What might be remarkable to many readers is that these plankton display a great variety of characteristics relating to simple behaviours such as eating, breathing, and growing. Some are early risers, with respiration, metabolism, and protein synthesis firing up in the morning hours, while others drag their asses into action later into the day or evening hours.
Ethnicity plays out with a bacterial division of roles similar to those we find in our own society “Italian-like” trench working plumbers consistently carry out tasks in very different forms and places from their “Mohawk sky-scraper” aerialists.
Ed DeLong, of MIT’s Department of Civil and Environmental Engineering, says this daily procession of bacterial work and life is surprisingly dependable and orderly. He’s created a wonderfully graphic view of his world of ocean plankton working stiffs. I sure hope he has the graphic novel underway! The anti-anthropomorphic stiffs will be going nuts right about now.
“This is the first observation for microbes, on a species by species basis, of this bucket brigade of activities that is happening, boom, every day like clockwork,” DeLong says. “You can imagine that these microorganisms sort of punch the time clock and engage in their daily activities at slightly different times, but in the same order each day, across the whole community.”
DeLong discovered the daily regularity and routine occurs among ranks and legions of microbes that are genetically quite different.

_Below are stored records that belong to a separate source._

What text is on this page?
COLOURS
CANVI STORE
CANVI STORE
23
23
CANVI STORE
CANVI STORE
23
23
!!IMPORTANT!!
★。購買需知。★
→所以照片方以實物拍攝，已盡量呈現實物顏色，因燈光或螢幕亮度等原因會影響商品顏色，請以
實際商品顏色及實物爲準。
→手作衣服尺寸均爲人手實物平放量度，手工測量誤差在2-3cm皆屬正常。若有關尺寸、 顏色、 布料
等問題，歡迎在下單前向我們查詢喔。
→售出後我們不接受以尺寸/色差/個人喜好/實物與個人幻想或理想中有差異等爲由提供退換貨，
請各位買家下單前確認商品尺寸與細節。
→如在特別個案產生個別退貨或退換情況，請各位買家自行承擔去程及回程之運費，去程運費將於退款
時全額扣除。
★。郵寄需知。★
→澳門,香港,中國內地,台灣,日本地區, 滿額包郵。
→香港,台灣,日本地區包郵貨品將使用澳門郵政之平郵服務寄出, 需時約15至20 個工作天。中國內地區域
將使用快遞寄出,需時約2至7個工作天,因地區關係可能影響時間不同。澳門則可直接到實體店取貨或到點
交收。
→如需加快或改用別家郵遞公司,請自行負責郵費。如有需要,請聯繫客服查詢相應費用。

The work clearly shows that any given working stiff bacteria’s behavior may not be based solely on that organism’s individual machinery. Rather the myriad plankton all somehow get it together to do their respective jobs by tuning into the timing, rhythm, and requirements of the workplace community at large. “It’s like an orchestra that’s finely tuned,” DeLong says. “Organisms are slightly staggered in terms of when they start to chime in, but they’re extremely tightly coupled.”
Punching the clock
DeLong and his colleagues deployed a free-drifting robotic sampler for three days in the North Pacific in 2011 to collect seawater. Every two hours the robot like a workplace security camera took a good look at and collected samples of the thriving community of bacterial plankton. (Note – what we used to call “blue green algae” we now call bacteria)
Back in the lab, the researchers used RNA sequencing techniques to identify the transcriptome profile of each sample—the genes that are turned on or off at any given moment across the whole community. Like a shift change bell these trigger activities such as respiration and metabolism (heavy breathing and piss breaks for you and I common working stiffs).
The researchers pieced together the genetic information to identify daily cycles—24-hour patterns of behavior—for a number of groups of bacteria. The majority of samples were dominated by Prochlorococcus, the most abundant photosynthetic organism on Earth. This productive plankton is known to have a very rigorous metabolic schedule, set to the sun.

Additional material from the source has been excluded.